Kvitova too hot for Collins after roof closed
Petra Kvitova has stormed into the Australian Open final under a closed roof on Rod Laver Arena after extreme conditions forced the tournament’s new extreme heat policy to be triggered.
The two-time Wimbledon champion reached her first major final in more than five years after beating unseeded American Danielle Collins 7-6, 6-0 on Thursday afternoon.
As the temperature soared towards 40 degrees in Melbourne and play was suspended on outside courts, the Czech eighth seed looked to be feeling the heat against Florida native Collins.

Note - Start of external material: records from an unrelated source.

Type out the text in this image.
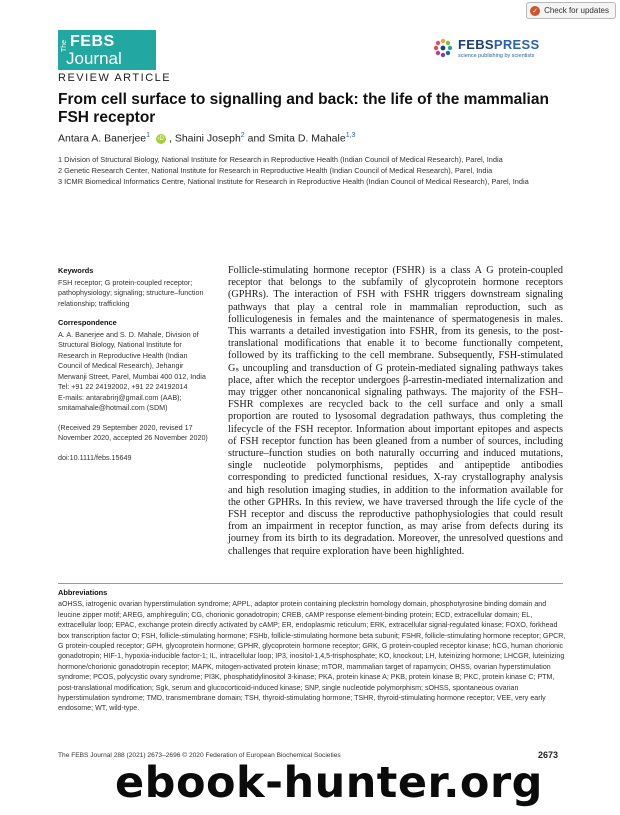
✓ Check for updates
The FEBS
Journal
REVIEW ARTICLE
FEBSPRESS
science publishing by scientists
From cell surface to signalling and back: the life of the mammalian FSH receptor
Antara A. Banerjee$^1$ iD , Shaini Joseph$^2$ and Smita D. Mahale$^{1,3}$
1 Division of Structural Biology, National Institute for Research in Reproductive Health (Indian Council of Medical Research), Parel, India
2 Genetic Research Center, National Institute for Research in Reproductive Health (Indian Council of Medical Research), Parel, India
3 ICMR Biomedical Informatics Centre, National Institute for Research in Reproductive Health (Indian Council of Medical Research), Parel, India
Keywords

FSH receptor; G protein-coupled receptor; pathophysiology; signaling; structure–function relationship; trafficking

Correspondence

A. A. Banerjee and S. D. Mahale, Division of Structural Biology, National Institute for Research in Reproductive Health (Indian Council of Medical Research), Jehangir Merwanji Street, Parel, Mumbai 400 012, India

Tel: +91 22 24192002, +91 22 24192014

E-mails: antarabrirj@gmail.com (AAB); smitamahale@hotmail.com (SDM)

(Received 29 September 2020, revised 17 November 2020, accepted 26 November 2020)

doi:10.1111/febs.15649

Follicle-stimulating hormone receptor (FSHR) is a class A G protein-coupled receptor that belongs to the subfamily of glycoprotein hormone receptors (GPHRs). The interaction of FSH with FSHR triggers downstream signaling pathways that play a central role in mammalian reproduction, such as folliculogenesis in females and the maintenance of spermatogenesis in males. This warrants a detailed investigation into FSHR, from its genesis, to the post-translational modifications that enable it to become functionally competent, followed by its trafficking to the cell membrane. Subsequently, FSH-stimulated Gₛ uncoupling and transduction of G protein-mediated signaling pathways takes place, after which the receptor undergoes β-arrestin-mediated internalization and may trigger other noncanonical signaling pathways. The majority of the FSH–FSHR complexes are recycled back to the cell surface and only a small proportion are routed to lysosomal degradation pathways, thus completing the lifecycle of the FSH receptor. Information about important epitopes and aspects of FSH receptor function has been gleaned from a number of sources, including structure–function studies on both naturally occurring and induced mutations, single nucleotide polymorphisms, peptides and antipeptide antibodies corresponding to predicted functional residues, X-ray crystallography analysis and high resolution imaging studies, in addition to the information available for the other GPHRs. In this review, we have traversed through the life cycle of the FSH receptor and discuss the reproductive pathophysiologies that could result from an impairment in receptor function, as may arise from defects during its journey from its birth to its degradation. Moreover, the unresolved questions and challenges that require exploration have been highlighted.

Abbreviations

aOHSS, iatrogenic ovarian hyperstimulation syndrome; APPL, adaptor protein containing pleckstrin homology domain, phosphotyrosine binding domain and leucine zipper motif; AREG, amphiregulin; CG, chorionic gonadotropin; CREB, cAMP response element-binding protein; ECD, extracellular domain; EL, extracellular loop; EPAC, exchange protein directly activated by cAMP; ER, endoplasmic reticulum; ERK, extracellular signal-regulated kinase; FOXO, forkhead box transcription factor O; FSH, follicle-stimulating hormone; FSHb, follicle-stimulating hormone beta subunit; FSHR, follicle-stimulating hormone receptor; GPCR, G protein-coupled receptor; GPH, glycoprotein hormone; GPHR, glycoprotein hormone receptor; GRK, G protein-coupled receptor kinase; hCG, human chorionic gonadotropin; HIF-1, hypoxia-inducible factor-1; IL, intracellular loop; IP3, inositol-1,4,5-trisphosphate; KO, knockout; LH, luteinizing hormone; LHCGR, luteinizing hormone/chorionic gonadotropin receptor; MAPK, mitogen-activated protein kinase; mTOR, mammalian target of rapamycin; OHSS, ovarian hyperstimulation syndrome; PCOS, polycystic ovary syndrome; PI3K, phosphatidylinositol 3-kinase; PKA, protein kinase A; PKB, protein kinase B; PKC, protein kinase C; PTM, post-translational modification; Sgk, serum and glucocorticoid-induced kinase; SNP, single nucleotide polymorphism; sOHSS, spontaneous ovarian hyperstimulation syndrome; TMD, transmembrane domain; TSH, thyroid-stimulating hormone; TSHR, thyroid-stimulating hormone receptor; VEE, very early endosome; WT, wild-type.

The FEBS Journal 288 (2021) 2673–2696 © 2020 Federation of European Biochemical Societies	2673
ebook-hunter.org
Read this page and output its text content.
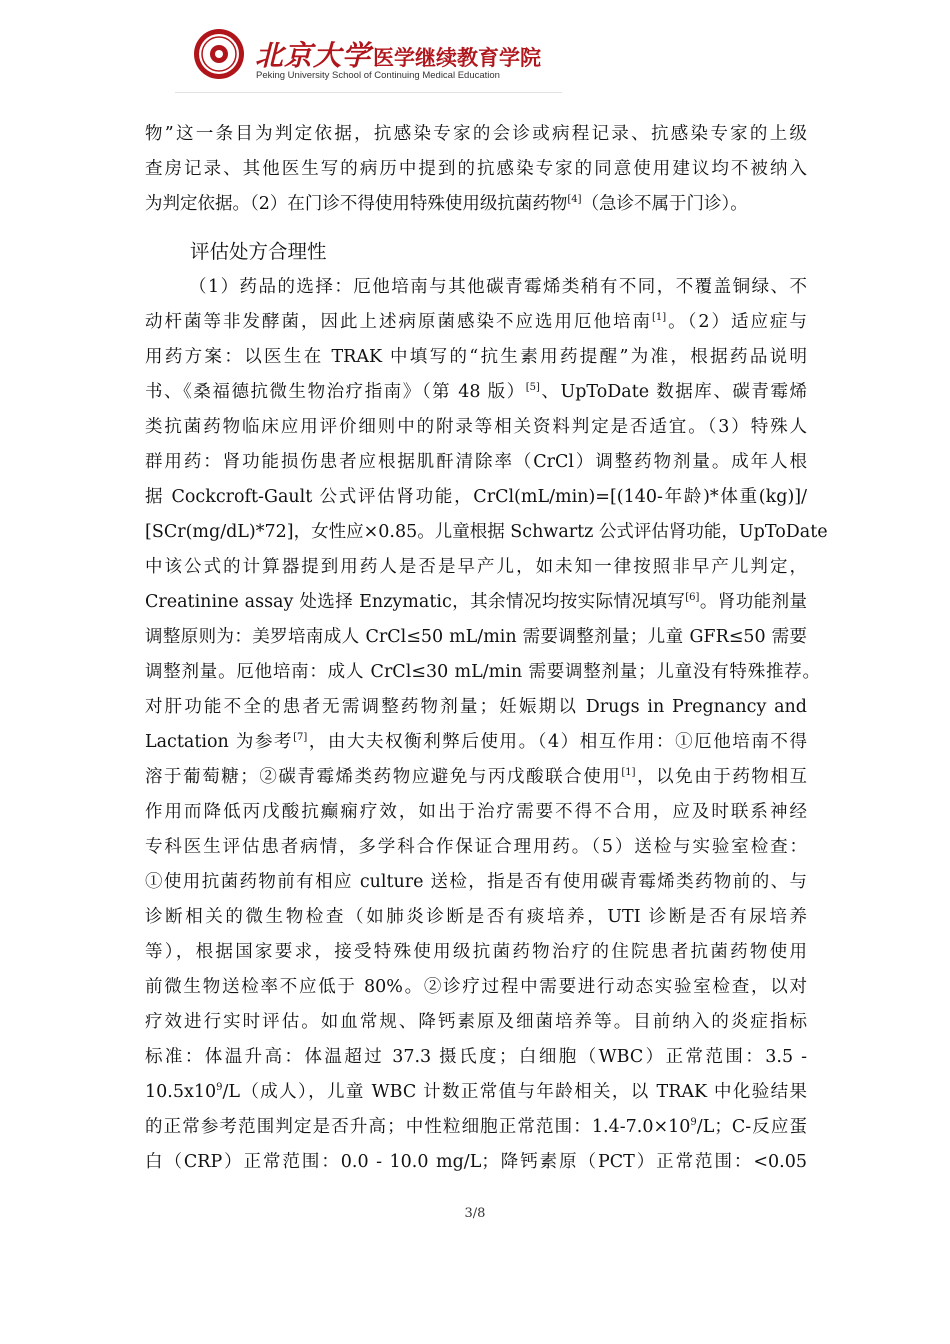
北京大学医学继续教育学院
Peking University School of Continuing Medical Education
物”这一条目为判定依据，抗感染专家的会诊或病程记录、抗感染专家的上级
查房记录、其他医生写的病历中提到的抗感染专家的同意使用建议均不被纳入
为判定依据。（2）在门诊不得使用特殊使用级抗菌药物[4]（急诊不属于门诊）。
评估处方合理性
（1）药品的选择：厄他培南与其他碳青霉烯类稍有不同，不覆盖铜绿、不
动杆菌等非发酵菌，因此上述病原菌感染不应选用厄他培南[1]。（2）适应症与
用药方案：以医生在 TRAK 中填写的“抗生素用药提醒”为准，根据药品说明
书、《桑福德抗微生物治疗指南》（第 48 版）[5]、UpToDate 数据库、碳青霉烯
类抗菌药物临床应用评价细则中的附录等相关资料判定是否适宜。（3）特殊人
群用药：肾功能损伤患者应根据肌酐清除率（CrCl）调整药物剂量。成年人根
据 Cockcroft-Gault 公式评估肾功能，CrCl(mL/min)=[(140-年龄)*体重(kg)]/
[SCr(mg/dL)*72]，女性应×0.85。儿童根据 Schwartz 公式评估肾功能，UpToDate
中该公式的计算器提到用药人是否是早产儿，如未知一律按照非早产儿判定，
Creatinine assay 处选择 Enzymatic，其余情况均按实际情况填写[6]。肾功能剂量
调整原则为：美罗培南成人 CrCl≤50 mL/min 需要调整剂量；儿童 GFR≤50 需要
调整剂量。厄他培南：成人 CrCl≤30 mL/min 需要调整剂量；儿童没有特殊推荐。
对肝功能不全的患者无需调整药物剂量；妊娠期以 Drugs in Pregnancy and
Lactation 为参考[7]，由大夫权衡利弊后使用。（4）相互作用：①厄他培南不得
溶于葡萄糖；②碳青霉烯类药物应避免与丙戊酸联合使用[1]，以免由于药物相互
作用而降低丙戊酸抗癫痫疗效，如出于治疗需要不得不合用，应及时联系神经
专科医生评估患者病情，多学科合作保证合理用药。（5）送检与实验室检查：
①使用抗菌药物前有相应 culture 送检，指是否有使用碳青霉烯类药物前的、与
诊断相关的微生物检查（如肺炎诊断是否有痰培养，UTI 诊断是否有尿培养
等），根据国家要求，接受特殊使用级抗菌药物治疗的住院患者抗菌药物使用
前微生物送检率不应低于 80%。②诊疗过程中需要进行动态实验室检查，以对
疗效进行实时评估。如血常规、降钙素原及细菌培养等。目前纳入的炎症指标
标准：体温升高：体温超过 37.3 摄氏度；白细胞（WBC）正常范围：3.5 -
$10.5x10^9/L$（成人），儿童 WBC 计数正常值与年龄相关，以 TRAK 中化验结果
的正常参考范围判定是否升高；中性粒细胞正常范围：$1.4-7.0\times 10^9/L$；C-反应蛋
白（CRP）正常范围：0.0 - 10.0 mg/L；降钙素原（PCT）正常范围：<0.05
3/8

Kvitova seized control of the match soon after the roof was closed, however, at 4-4 in the first set and from there was too strong for an increasingly agitated Collins.
The 25-year-old world No.35 seemed unimpressed when tournament referee Wayne McEwen appeared on court to inform the players the roof was being closed, and her frustration grew further due to a malfunctioning net cord beeper.
The feisty Collins exchanged words with chair umpire Carlos Ramos during the first-set tiebreaker, unhappy that he had called for a point to be replayed when he had overturned a fault call from a linesperson and Kvitova had hit her return long.
Then, in the second set, Ramos - the umpire at the centre of Serena Williams’ controversial meltdown during last year’s US Open final - was again in Collins’ sights after the machine that identifies let serves began playing up.
First, Collins served an ace, only for Ramos to call a let because the beeper had wrongly gone off. Then when the machine went off again on the next point as she served, she approached the chair again. The serve had been wide but Collins believed that point should have been replayed as well.
“Why is it beeping? It’s malfunctioning,” she told Ramos. “You made me re-serve the [previous] point, even though I won it. Now I just hit the serve out and you’re not giving me the same.”
Ramos responded that he was turning the machine off as it was not working properly.
Kvitova’s appearance in the Australian Open final will be her first in a grand slam since she suffered gruesome injuries to her hand from a knife-wielding burglar at her home in Prague in December 2016.
“It means everything,” Kvitova said. “I actually was happier than the fans that the roof closed. I like to play indoors.”